Nicht ganz unschuldig an der niederbayerischen Defensivstärke ist ausgerechnet ein ehemaliger Brucker. Dardan Gashi hat 14 von 15 Saisonspielen für die Gastgeber bestritten und sich damit gleich in seinem ersten Jahr beim SV zum Stammspieler gemausert. Nach Passau hat es den Abwehr- Hünen aufgrund seines dortigen Jura-Studiums verschlagen. „Ich habe aber immer noch Kontakt zu einigen Brucker Spielern.“ Ein wenig komisch sei es für ihn schon, jetzt gegen die Spieler anzutreten, mit denen er letzte Sai son noch zusammengespielt habe.

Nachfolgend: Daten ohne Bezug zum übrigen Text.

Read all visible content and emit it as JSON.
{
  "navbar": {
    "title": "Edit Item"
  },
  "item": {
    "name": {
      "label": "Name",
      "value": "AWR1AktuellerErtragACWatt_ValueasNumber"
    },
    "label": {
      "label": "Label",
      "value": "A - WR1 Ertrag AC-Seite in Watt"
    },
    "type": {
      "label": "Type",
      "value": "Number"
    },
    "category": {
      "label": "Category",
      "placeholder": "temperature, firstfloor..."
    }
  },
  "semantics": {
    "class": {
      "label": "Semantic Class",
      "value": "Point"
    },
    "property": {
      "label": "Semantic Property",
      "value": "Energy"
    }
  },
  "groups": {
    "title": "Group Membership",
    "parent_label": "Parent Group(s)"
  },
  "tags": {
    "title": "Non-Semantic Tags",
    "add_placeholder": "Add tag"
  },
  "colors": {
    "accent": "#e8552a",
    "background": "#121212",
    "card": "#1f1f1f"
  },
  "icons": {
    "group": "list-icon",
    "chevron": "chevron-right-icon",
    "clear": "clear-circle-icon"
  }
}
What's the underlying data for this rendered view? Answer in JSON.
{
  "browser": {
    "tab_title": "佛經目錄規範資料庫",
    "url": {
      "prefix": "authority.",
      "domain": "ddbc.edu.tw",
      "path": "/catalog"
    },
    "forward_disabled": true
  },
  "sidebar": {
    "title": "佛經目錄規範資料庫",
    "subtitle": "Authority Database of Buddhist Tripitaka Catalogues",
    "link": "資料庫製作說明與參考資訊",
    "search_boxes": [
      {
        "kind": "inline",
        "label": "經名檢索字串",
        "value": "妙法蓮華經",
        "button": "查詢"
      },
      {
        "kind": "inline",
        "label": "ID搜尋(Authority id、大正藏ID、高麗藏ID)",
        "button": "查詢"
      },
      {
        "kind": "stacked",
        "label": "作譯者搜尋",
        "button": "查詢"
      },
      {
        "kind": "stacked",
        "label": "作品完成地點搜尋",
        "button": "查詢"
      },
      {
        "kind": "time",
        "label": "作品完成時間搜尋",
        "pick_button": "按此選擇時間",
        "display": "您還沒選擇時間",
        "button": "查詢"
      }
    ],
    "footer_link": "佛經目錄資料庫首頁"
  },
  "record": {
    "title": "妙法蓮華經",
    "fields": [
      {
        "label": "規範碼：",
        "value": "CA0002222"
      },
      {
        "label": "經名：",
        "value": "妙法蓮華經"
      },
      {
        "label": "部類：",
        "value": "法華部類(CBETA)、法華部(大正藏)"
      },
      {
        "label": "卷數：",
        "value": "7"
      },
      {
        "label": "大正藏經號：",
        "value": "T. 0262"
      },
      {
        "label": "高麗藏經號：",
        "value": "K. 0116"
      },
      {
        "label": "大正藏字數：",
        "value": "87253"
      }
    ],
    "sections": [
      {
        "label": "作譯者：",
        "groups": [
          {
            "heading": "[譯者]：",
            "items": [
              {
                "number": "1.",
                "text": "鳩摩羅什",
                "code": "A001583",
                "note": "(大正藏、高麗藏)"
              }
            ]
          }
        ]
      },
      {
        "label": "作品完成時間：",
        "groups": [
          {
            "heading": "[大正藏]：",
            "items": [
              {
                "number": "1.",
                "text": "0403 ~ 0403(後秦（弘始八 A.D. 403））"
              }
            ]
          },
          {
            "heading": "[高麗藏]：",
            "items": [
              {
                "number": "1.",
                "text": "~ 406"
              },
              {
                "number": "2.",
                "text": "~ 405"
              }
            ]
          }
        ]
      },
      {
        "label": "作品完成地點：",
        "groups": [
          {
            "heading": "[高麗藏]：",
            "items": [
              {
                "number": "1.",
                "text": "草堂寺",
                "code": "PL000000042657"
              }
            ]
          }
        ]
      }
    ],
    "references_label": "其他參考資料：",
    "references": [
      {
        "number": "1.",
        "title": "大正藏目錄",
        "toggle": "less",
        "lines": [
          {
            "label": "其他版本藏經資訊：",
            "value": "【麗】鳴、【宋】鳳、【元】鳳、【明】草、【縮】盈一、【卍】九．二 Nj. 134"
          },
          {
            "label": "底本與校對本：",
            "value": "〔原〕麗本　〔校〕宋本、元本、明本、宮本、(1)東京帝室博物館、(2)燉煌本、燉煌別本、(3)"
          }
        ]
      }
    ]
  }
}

„Ich freue mich darauf.“ Geschenke will er an seine ehemaligen Spezln aber nicht verteilen. Gashi: „In den zwei Spielen gegen uns muss der SCF verlieren, ansonsten darf er alles gewinnen.“ Davon, alles zu gewinnen, ist der SCF derzeit allerdings ein gutes Stück entfernt. Gashi hält das aber für eine Momentaufnahme. „Die Mannschaft hat genug Qualität und wird am Ende schon da stehen, wo sie eigentlich hingehört.“ Dass der SCF zuletzt bis auf den Ausreißer gegen Gersthofen hauptsächlich Lehrgeld zahlte, bezeichnet der Ex-Brucker als kleines Tief, „das bei jeder Mannschaft halt mal kommt“. Ob der SCF nach Ende seines Studiums noch einmal ein Thema für ihn wird, will Gashi noch nicht sagen. „Die Regelstudienzeit sind neun Semester. Das sind viereinhalb Jahre – eine lange Zeit.“ Zumal für den angehenden Juristen auch noch nicht klar ist, ob sich später Beruf und Fußball noch vereinen lassen.